I'll only sketch new features in the code here, not give full executable examples.

First run an agentic workflow (a submit side and some agents) with logs flowing into files in JSON format:

async with await Manager.from_exchange_factory(...,
    log_config=JSONPoolLogging(),
    ) as manager:
        # run your agents and talk to them

This workflow will run with the JSON pool handler configured both in the submit process and also wherever your agents run. JSON pool logging will put all of your log files into a directory under ~/local/share/academy/logs. Each separate process will get its own file.
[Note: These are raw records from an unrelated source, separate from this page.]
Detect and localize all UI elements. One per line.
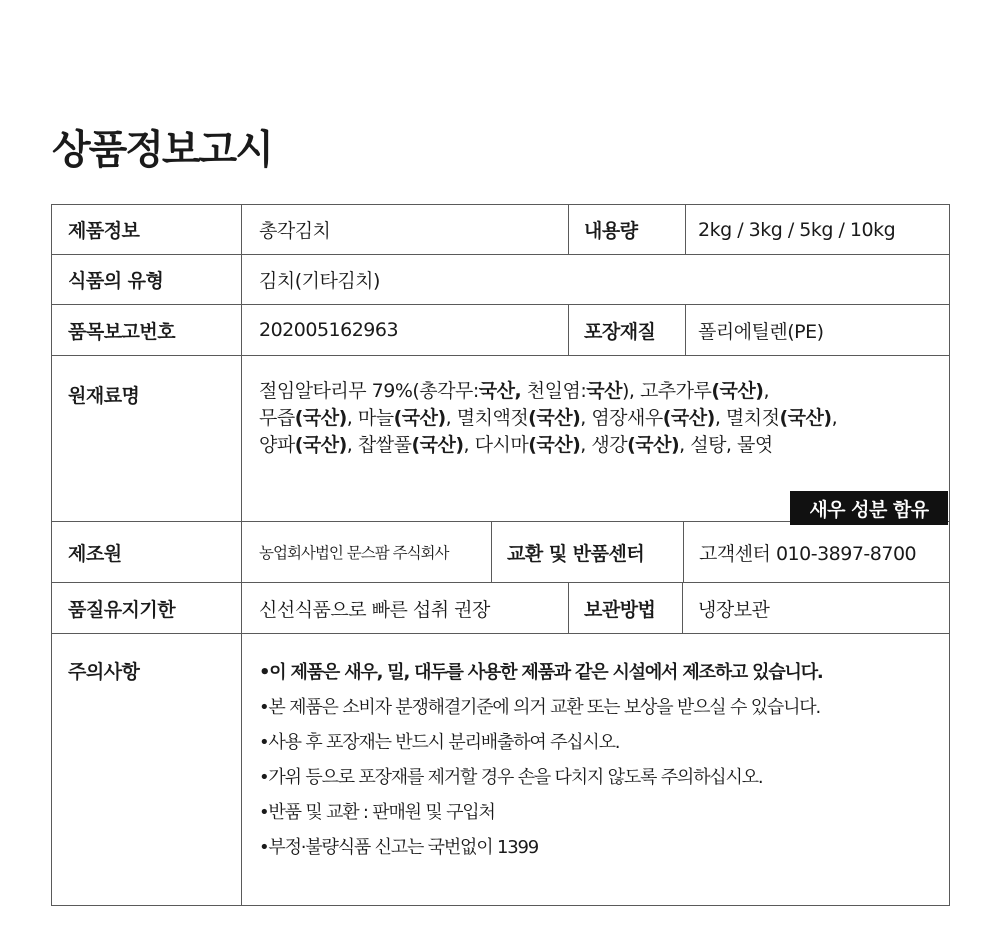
maker-value: 농업회사법인 문스팜 주식회사	[259, 544, 449, 562]
ingredient-text: , 찹쌀풀	[346, 434, 412, 456]
ingredients-value	[259, 378, 949, 459]
ingredient-text: , 마늘	[346, 407, 394, 429]
ingredient-text: ,	[763, 380, 769, 402]
page-title: 상품정보고시	[52, 127, 272, 173]
caution-item: •사용 후 포장재는 반드시 분리배출하여 주십시오.	[259, 732, 620, 753]
ingredient-origin: (국산)	[528, 407, 581, 429]
packaging-value: 폴리에틸렌(PE)	[698, 320, 824, 343]
ingredient-origin: (국산)	[627, 434, 680, 456]
col-divider	[491, 521, 492, 582]
report-number-value: 202005162963	[259, 319, 399, 341]
ingredient-text: 천일염:	[521, 380, 587, 402]
ingredient-text: , 설탕, 물엿	[679, 434, 773, 456]
caution-item: •부정·불량식품 신고는 국번없이 1399	[259, 837, 538, 858]
ingredient-origin: (국산)	[393, 407, 446, 429]
ingredient-origin: (국산)	[711, 380, 764, 402]
caution-label: 주의사항	[68, 661, 140, 683]
product-value: 총각김치	[259, 220, 331, 242]
report-number-label: 품목보고번호	[68, 320, 176, 343]
ingredient-text: ,	[831, 407, 838, 429]
row-divider	[52, 582, 949, 583]
food-type-label: 식품의 유형	[68, 270, 164, 292]
ingredient-text: , 멸치액젓	[445, 407, 529, 429]
ingredient-text: ), 고추가루	[621, 380, 712, 402]
ingredient-text: , 멸치젓	[714, 407, 780, 429]
ingredient-origin: (국산)	[528, 434, 581, 456]
return-center-label: 교환 및 반품센터	[507, 542, 645, 565]
storage-value: 냉장보관	[698, 598, 770, 621]
ingredient-origin: (국산)	[294, 407, 347, 429]
caution-item: •이 제품은 새우, 밀, 대두를 사용한 제품과 같은 시설에서 제조하고 있습니다.	[259, 662, 823, 683]
food-type-value: 김치(기타김치)	[259, 270, 380, 292]
maker-label: 제조원	[68, 542, 122, 565]
col-divider	[241, 205, 242, 905]
caution-item: •가위 등으로 포장재를 제거할 경우 손을 다치지 않도록 주의하십시오.	[259, 767, 763, 788]
col-divider	[568, 582, 569, 633]
col-divider	[568, 304, 569, 355]
ingredient-text: 무즙	[259, 407, 295, 429]
ingredient-text: , 생강	[580, 434, 628, 456]
ingredient-text: 절임알타리무 79%(총각무:	[259, 380, 479, 402]
ingredient-origin: 국산	[586, 380, 622, 402]
ingredient-text: , 염장새우	[580, 407, 663, 429]
row-divider	[52, 633, 949, 634]
ingredient-origin: (국산)	[294, 434, 347, 456]
ingredient-text: , 다시마	[463, 434, 529, 456]
ingredient-origin: (국산)	[662, 407, 715, 429]
row-divider	[52, 254, 949, 255]
product-info-table	[51, 204, 950, 906]
volume-label: 내용량	[584, 220, 638, 242]
caution-item: •본 제품은 소비자 분쟁해결기준에 의거 교환 또는 보상을 받으실 수 있습니다.	[259, 697, 820, 718]
caution-list	[259, 655, 823, 865]
col-divider	[685, 304, 686, 355]
col-divider	[682, 582, 683, 633]
ingredients-label: 원재료명	[68, 385, 140, 407]
col-divider	[568, 205, 569, 254]
shelf-life-label: 품질유지기한	[68, 598, 176, 621]
shelf-life-value: 신선식품으로 빠른 섭취 권장	[259, 598, 490, 621]
product-label: 제품정보	[68, 220, 140, 242]
volume-value: 2kg / 3kg / 5kg / 10kg	[698, 218, 896, 241]
caution-item: •반품 및 교환 : 판매원 및 구입처	[259, 802, 495, 823]
allergen-badge: 새우 성분 함유	[790, 491, 948, 525]
row-divider	[52, 355, 949, 356]
ingredient-origin: (국산)	[779, 407, 832, 429]
storage-label: 보관방법	[584, 598, 656, 621]
return-center-value: 고객센터 010-3897-8700	[699, 542, 917, 565]
ingredient-text: 양파	[259, 434, 295, 456]
packaging-label: 포장재질	[584, 320, 656, 343]
ingredient-origin: 국산,	[478, 380, 522, 402]
col-divider	[685, 205, 686, 254]
col-divider	[683, 521, 684, 582]
ingredient-origin: (국산)	[411, 434, 464, 456]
If your agent ran somewhere with a different home file system, you can copy the JSON log files into one place using your favourite file transfer tool.

With all the events in JSON format, you can process them in different ways: I often load them into a Python process, I've also tried putting them into an SQLite database, but here I'll use jq from the command line:

$ cd ~/local/share/academy/logs/da7d98d6-5196-4aec-adf1-91d4c1878393/
$ ls
2a158e17-b35f-49ec-9b30-5101924390a4.jsonlog
44d9d9da-0f64-4b92-946b-9258f80f3f8d.jsonlog

Here's an example of querying which Python modules have anything: there are academy modules, but also other modules that also use Python's logging system - support libraries such as asyncio and agent code which in my test case lives in a module called fibiterate7.

$ jq -s '[.[].name] | unique' *.jsonlog
[
  "__main__",
  "academy.exchange.client",
  "academy.exchange.cloud.client",
  "academy.handle",
  "academy.logging.configs.jsonpool",
  "academy.manager",
  "academy.runtime",
  "asyncio",
  "fibiterate7lib",
  "parsl.dataflow.dflow",
  "parsl.dataflow.memoization",
  "parsl.executors.base",
  "parsl.executors.high_throughput.executor",
  "parsl.executors.high_throughput.zmq_pipes",
  "parsl.executors.status_handling",
  "parsl.executors.threads",
  "parsl.jobs.job_status_poller",
  "parsl.jobs.strategy",
  "parsl.monitoring.monitoring",
  "parsl.multiprocessing",
  "parsl.process_loggers",
  "parsl.providers.local.local",
  "parsl.usage_tracking.usage",
  "parsl.utils"
]

Here's an example tracking one particular message flow across both log files using a message ID that I extracted by hand, sorted by log timestamp (which Python calls created), showing the process (4472 is my submit side, 4521 is where the agent was running) and the human readable message.

$ jq -s 'sort_by(.created) | 
  .[] |
  select(."academy.action_tag"=="8e28bb12-e5cc-46c7-8298-7d466eff4098") |
  {process,created,message}'
  *.jsonlog
{
  "process": "4472",
  "created": "1778498011.6303687",
  "message": "Invoking action __anext__ with tag
             id 8e28bb12-e5cc-46c7-8298-7d466eff4098"
}
{
  "process": "4472",
  "created": "1778498011.6309419",
  "message": "Sending action request from UserId
             to AgentId<7cc2f0a6> (action='__anext__')"
}
{
  "process": "4472",
  "created": "1778498011.635122",
  "message": "Waiting for result of action __anext__ with
             tag id 8e28bb12-e5cc-46c7-8298-7d466eff4098"
}
{
  "process": "4521",
  "created": "1778498011.6369267",
  "message": "Invoking action __anext__ with invocation id
             8e28bb12-e5cc-46c7-8298-7d466eff4098"
}
{
  "process": "4521",
  "created": "1778498012.1386456",
  "message": "Completed action __anext__ with invocation id
             8e28bb12-e5cc-46c7-8298-7d466eff4098"
}
{
  "process": "4472",
  "created": "1778498012.1435366",
  "message": "Successfully completed action __anext__ with
             tag id 8e28bb12-e5cc-46c7-8298-7d466eff4098"
}

What you can do

Right now you can choose how your logs are delivered: to the console, to traditional log files, or in JSON format. I hope the latter encourages you away from the path of regexping-your-logs.

If you're interested in building and experimenting, a couple of interesting paths forward for me are: more interesting ways to move and store logging events (for example, Diaspora and Flowcept), and more interesting ways to present that information (are you interesting in performance visualization? in analysing how results came to be?).